Wenn ich mich aus irgendwelchen Gründen schlecht fühle, versuche ich natürlich, die Situation zu klären. Was veranlasst die schlechten Gefühle? Warum bin ich überhaupt in die Situation geraten? Dann merke ich bald, dass ich eine Art Déjà-vu habe; ich mache gerade etwas durch, was ich schonmal in einer ähnlichen Situation erlebt habe, die ein negatives Ende genommen hat. Also bin ich jetzt wieder auf negatives Ende programmiert. Ich versuche, die jetzige Situation auf realistische Fakten zu analysieren. Aber welche sind diese?! Wer garantiert mir, dass ich es hier tatsächlich mit Fakten zu tun habe, und mir nicht nur etwas schönmale, mich selbst belüge, nur weil ich mir wünsche, dass es diesesmal ein gutes Ende für mich nehmen möge?

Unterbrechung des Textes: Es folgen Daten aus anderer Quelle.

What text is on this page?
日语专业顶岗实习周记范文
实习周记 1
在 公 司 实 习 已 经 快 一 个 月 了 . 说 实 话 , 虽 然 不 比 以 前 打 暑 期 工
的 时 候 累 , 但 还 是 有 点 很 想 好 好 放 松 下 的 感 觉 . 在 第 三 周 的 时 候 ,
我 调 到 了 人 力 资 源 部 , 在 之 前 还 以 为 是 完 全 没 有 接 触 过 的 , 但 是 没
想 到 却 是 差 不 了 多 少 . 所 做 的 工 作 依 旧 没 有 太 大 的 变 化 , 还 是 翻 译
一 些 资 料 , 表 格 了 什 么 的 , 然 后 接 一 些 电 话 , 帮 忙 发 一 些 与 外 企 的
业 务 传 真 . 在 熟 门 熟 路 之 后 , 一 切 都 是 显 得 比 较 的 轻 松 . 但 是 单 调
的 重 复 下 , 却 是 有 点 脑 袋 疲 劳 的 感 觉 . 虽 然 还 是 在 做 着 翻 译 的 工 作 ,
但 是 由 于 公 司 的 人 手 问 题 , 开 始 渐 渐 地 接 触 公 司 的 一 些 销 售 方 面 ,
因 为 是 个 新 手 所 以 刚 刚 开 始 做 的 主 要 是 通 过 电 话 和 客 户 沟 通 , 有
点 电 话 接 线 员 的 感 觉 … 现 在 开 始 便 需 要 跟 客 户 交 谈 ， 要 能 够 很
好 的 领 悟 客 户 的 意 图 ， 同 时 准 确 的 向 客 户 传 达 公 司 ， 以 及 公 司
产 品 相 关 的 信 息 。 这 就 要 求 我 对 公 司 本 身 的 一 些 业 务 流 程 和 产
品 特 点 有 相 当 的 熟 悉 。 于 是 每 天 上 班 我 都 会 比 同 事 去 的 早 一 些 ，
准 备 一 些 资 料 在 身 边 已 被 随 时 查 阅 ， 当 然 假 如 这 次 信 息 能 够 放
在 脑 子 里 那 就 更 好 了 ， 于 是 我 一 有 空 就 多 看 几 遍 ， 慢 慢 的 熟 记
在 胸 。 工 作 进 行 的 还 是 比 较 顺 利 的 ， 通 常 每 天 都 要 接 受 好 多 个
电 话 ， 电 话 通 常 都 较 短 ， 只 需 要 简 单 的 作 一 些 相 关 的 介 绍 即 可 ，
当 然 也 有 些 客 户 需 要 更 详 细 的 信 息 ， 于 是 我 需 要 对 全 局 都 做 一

Daraus resultiert, dass ich überhaupt nicht mehr weiß, wie ich mich verhalten soll, was überhaupt „normales“ Verhalten ist, denn was ich bisher erlebt habe wird immer unrealistischer, und ich kann Realität nicht mehr von Einbildung unterscheiden. Projiziere ich erlebtes Verhalten auf andere? Interpretiere ich meine eigenen Ängste in jemanden hinein? Oder habe ich genau so viel Lebenserfahrung gesammelt, um die Situation und das Verhalten genau richtig einzuschätzen und darauf regieren zu können?
Welche Rolle spielt dabei überhaupt die jeweilige Charaktereigenschaft? Gerade diese machen unsere Welt doch vielfältig und abwechslungsreich. Es kommt überhaupt nicht in Frage, dass jeder Mensch gleich ist.
Und doch wird erwartet, dass sich jeder „gleich“ perfekt verhält. (Kulturelle Unterschiede spreche ich bewusst nicht an, denn das würde uns noch viel tiefer in die Sache hineinführen.)

Ich glaube, es ist an der Zeit, wiedermal eine Auszeit zu nehmen. Ein paar Tage aus dem alltäglichen Leben zurückziehen, der Welt ihren Lauf lassen – und dabei versuchen, einen objektiven Blick auf die Sache zurückzugewinnen. So tun, als ob alles jemand anderem passiert. Einem Freund, dem man in jeder Situation beratend zur Seite stehen würde – also jetzt auch objektiv mir selbst. Oder der Hauptfigur in einem Roman oder einem Film, mit der man zwar mitfiebert, aber genau zu wissen scheint, wie die Person sich richtig entscheiden und verhalten muss! Weil die Situation, auf die man ganz unbeteiligt draufblickt, vollkommen logisch und einfach lösbar erscheint.